Does Kyvos replace my data warehouse or lakehouse?
No. Kyvos runs on top of your existing cloud data warehouse or lakehouse and enhances it with semantic intelligence and high-performance execution. Enterprises retain their existing data investments while unlocking scale at the analytics layer.
How does Kyvos help enterprises scale analytics without re-modeling?
Enterprises scale business complexity—more data, domains, KPIs and hierarchies—within a single semantic model, eliminating the need to split models or rebuild analytics. Kyvos prevents the fragmentation and metric drift that typically emerge as organizations grow.
What happens to performance when thousands of users query data simultaneously?
Enterprises maintain consistent, sub-second analytics performance even under massive concurrency. Kyvos is designed so analytics adoption can expand enterprise-wide without throttling or degraded user experience.

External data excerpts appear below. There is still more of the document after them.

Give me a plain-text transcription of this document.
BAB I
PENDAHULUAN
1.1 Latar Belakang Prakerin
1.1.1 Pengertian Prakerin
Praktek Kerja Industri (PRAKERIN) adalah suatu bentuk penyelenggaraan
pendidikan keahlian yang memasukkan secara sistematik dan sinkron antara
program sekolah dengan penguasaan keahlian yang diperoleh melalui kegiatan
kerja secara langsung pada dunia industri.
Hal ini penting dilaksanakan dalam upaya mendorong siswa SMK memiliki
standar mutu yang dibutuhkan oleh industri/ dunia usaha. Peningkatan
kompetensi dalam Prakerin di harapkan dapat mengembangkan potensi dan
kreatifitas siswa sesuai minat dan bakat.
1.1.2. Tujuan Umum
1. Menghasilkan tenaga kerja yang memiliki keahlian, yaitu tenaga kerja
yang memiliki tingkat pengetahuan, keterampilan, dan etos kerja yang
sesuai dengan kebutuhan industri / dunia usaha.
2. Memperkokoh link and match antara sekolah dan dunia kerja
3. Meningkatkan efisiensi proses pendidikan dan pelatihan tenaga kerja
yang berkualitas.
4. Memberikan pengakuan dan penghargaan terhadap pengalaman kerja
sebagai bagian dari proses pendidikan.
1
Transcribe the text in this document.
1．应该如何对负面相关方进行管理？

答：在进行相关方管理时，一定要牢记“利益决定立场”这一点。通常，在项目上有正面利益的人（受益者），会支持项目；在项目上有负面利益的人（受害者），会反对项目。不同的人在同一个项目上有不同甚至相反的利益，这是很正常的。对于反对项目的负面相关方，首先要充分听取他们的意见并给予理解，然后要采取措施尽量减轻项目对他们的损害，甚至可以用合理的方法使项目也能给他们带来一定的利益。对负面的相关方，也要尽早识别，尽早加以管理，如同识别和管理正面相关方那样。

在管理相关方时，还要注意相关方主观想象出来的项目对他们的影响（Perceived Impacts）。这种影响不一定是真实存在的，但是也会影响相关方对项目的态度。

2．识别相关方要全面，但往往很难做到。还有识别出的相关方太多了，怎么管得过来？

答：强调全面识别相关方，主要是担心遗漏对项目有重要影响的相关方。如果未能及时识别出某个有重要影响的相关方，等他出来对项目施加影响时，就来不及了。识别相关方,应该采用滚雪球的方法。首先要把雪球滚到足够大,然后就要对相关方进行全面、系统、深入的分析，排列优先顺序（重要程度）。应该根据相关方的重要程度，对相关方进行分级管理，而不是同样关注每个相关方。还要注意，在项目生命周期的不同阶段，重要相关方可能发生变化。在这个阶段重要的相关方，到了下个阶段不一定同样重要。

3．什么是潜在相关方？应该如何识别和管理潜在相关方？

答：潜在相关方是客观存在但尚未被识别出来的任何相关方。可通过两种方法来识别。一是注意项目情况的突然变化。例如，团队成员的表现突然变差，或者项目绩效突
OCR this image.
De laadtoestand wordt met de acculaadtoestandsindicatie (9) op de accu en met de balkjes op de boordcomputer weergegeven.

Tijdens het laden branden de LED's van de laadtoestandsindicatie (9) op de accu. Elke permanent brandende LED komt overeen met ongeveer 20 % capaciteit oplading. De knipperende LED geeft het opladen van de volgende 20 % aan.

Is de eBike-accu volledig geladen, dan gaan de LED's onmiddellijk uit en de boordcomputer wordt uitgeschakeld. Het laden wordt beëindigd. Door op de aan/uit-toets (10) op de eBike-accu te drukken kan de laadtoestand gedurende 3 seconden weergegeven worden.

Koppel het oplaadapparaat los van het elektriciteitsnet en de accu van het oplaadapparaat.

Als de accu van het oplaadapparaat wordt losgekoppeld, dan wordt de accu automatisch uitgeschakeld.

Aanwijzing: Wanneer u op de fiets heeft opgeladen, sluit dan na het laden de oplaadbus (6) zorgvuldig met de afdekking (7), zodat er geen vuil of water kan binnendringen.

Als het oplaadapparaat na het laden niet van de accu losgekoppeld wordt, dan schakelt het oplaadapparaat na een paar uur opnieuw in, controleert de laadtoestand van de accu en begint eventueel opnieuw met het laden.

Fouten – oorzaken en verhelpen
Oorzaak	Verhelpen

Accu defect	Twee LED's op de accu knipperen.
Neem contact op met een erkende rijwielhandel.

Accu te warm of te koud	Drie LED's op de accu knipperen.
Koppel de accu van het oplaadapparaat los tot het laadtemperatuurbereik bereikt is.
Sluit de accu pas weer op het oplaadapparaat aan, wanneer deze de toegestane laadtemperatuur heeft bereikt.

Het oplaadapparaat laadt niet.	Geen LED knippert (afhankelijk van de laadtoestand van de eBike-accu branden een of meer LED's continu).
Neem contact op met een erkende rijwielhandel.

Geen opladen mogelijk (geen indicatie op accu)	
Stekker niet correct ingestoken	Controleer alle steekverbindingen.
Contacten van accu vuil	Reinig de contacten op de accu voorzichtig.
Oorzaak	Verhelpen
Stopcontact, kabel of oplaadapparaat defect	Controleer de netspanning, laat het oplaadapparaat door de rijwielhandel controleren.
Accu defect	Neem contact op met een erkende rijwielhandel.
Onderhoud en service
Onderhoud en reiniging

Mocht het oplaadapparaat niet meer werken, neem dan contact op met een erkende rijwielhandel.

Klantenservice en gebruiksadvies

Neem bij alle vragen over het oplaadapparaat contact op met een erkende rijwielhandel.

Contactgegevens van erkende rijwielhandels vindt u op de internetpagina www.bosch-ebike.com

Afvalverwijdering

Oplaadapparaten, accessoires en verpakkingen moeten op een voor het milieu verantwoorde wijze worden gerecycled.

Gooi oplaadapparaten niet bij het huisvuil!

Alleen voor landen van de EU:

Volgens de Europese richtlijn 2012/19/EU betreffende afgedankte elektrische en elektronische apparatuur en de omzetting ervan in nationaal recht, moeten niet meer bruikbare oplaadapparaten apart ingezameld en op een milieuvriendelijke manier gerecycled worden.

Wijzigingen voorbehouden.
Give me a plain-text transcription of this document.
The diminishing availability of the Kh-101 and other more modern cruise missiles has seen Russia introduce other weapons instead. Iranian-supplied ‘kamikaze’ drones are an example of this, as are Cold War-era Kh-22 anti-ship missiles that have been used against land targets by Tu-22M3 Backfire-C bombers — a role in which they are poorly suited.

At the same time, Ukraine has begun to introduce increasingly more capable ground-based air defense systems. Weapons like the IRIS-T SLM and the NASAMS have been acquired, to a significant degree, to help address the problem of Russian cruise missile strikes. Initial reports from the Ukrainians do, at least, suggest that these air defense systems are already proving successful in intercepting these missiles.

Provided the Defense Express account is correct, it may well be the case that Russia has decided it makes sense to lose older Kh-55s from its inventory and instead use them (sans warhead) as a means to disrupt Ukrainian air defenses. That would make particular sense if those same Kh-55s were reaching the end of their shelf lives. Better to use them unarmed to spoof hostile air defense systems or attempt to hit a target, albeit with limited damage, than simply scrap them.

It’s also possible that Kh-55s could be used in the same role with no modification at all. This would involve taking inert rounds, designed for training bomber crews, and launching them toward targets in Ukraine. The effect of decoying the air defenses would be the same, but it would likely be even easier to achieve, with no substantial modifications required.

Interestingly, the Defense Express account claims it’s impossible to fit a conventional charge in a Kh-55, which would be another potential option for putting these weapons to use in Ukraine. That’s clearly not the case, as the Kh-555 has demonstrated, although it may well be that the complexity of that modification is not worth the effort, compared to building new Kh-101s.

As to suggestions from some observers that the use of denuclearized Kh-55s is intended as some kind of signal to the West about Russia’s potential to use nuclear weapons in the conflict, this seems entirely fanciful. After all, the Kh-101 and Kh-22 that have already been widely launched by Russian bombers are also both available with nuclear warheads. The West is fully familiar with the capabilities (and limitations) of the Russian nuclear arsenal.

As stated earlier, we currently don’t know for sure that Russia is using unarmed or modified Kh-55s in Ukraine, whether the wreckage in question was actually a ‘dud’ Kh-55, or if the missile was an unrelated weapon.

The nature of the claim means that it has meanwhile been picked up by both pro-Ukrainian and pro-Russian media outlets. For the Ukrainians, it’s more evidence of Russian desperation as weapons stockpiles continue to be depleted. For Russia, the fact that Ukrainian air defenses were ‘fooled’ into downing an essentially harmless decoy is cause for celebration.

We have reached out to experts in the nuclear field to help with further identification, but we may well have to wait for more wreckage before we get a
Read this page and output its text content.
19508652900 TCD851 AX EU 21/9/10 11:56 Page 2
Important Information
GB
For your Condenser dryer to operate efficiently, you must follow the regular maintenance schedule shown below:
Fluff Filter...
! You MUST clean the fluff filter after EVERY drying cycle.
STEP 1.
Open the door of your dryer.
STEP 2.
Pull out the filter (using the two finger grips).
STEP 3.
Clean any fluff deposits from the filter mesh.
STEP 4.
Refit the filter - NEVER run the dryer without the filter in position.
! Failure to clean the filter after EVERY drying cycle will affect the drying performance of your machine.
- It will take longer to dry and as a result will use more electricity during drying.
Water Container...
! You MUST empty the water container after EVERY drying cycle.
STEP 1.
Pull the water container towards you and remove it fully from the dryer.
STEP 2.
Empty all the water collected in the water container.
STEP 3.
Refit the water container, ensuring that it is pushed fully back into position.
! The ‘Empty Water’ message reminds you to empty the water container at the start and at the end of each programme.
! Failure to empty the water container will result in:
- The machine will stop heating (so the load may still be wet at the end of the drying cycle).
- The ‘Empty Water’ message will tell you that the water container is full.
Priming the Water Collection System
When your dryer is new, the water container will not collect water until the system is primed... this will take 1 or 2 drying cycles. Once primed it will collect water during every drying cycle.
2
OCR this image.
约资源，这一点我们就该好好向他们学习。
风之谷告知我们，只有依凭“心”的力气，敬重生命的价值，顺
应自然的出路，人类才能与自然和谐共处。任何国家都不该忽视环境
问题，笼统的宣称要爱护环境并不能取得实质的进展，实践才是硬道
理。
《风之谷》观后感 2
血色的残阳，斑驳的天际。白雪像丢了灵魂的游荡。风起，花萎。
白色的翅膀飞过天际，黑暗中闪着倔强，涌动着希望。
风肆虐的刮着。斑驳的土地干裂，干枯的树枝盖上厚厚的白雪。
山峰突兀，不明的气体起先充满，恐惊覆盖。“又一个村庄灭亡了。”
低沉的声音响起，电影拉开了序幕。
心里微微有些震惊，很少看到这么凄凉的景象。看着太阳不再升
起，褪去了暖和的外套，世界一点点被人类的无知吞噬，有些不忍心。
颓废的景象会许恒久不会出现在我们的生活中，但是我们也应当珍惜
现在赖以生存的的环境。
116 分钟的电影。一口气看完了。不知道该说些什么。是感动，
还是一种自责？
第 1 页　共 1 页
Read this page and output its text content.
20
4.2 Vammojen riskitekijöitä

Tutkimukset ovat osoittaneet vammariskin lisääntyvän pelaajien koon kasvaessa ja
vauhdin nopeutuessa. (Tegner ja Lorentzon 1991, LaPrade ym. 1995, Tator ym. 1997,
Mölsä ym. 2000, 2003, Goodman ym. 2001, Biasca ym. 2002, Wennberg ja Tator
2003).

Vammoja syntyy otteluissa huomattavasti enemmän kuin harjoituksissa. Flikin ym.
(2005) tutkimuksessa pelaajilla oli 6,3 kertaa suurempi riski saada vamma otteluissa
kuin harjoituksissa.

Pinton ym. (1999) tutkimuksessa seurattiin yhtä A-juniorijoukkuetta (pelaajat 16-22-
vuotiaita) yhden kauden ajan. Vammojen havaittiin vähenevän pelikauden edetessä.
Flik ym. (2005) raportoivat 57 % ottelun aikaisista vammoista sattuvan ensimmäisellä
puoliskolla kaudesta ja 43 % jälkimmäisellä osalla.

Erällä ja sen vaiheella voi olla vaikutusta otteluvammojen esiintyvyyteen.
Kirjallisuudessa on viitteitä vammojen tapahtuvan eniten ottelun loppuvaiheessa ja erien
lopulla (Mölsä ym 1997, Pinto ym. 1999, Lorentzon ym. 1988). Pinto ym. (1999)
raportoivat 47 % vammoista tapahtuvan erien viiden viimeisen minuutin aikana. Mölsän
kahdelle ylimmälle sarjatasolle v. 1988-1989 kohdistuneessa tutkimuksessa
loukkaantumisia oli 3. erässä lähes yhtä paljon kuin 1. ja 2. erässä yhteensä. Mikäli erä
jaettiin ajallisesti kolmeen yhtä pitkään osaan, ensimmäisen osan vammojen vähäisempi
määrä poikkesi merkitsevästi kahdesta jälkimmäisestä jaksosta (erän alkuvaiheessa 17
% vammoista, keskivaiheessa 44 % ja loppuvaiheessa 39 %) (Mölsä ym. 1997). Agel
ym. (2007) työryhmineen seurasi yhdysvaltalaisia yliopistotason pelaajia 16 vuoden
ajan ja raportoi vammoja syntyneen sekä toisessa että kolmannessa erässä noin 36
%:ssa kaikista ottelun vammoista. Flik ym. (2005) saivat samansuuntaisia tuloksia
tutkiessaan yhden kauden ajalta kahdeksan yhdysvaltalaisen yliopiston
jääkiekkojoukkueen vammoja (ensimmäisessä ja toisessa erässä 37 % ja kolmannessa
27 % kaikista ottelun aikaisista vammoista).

Does analytics performance degrade as data volumes grow?
No. With Kyvos, enterprises scale to very large data volumes on cloud data warehouses and lakehouses without increasing latency or incurring runaway compute costs. Performance scales linearly with demand rather than relying on brute-force compute.
Can Kyvos support both BI and AI workloads at scale?
Yes. Enterprises use Kyvos as a single governed semantic foundation to support dashboards, self-service analytics, AI agents and LLM pipelines. Because Kyvos serves both, BI and AI scale together using the same definitions, hierarchies and logic.
Can enterprises use multiple BI tools without duplicating logic?
Yes. Multiple BI tools connect simultaneously to Kyvos without rebuilding models or calculations. This allows teams to scale analytics consumption while avoiding tool-specific semantic silos.
How does Kyvos prevent metric drift as analytics usage expands?
Kyvos enforces centralized definitions, access controls and lineage so all teams and tools rely on the same business logic. Consistency is maintained even as new users, teams and use cases are added.
Does scaling analytics increase operational complexity?
No. Enterprises scale analytics without manual tuning, data model management or performance firefighting. Operational effort remains flat even as data volume, users and query complexity grow.
How does Kyvos support long-term analytics evolution?
Kyvos allows enterprises to continuously add new data sources, dimensions, KPIs and use cases without breaking existing dashboards or workflows. Analytics evolves incrementally instead of requiring disruptive re-platforming cycles.
Is Kyvos suitable for enterprise-wide analytics adoption?
Yes. Kyvos is designed for large-scale enterprise deployments with thousands of users, diverse tools and mixed BI and AI workloads. It supports the transition from departmental analytics to enterprise-wide intelligence.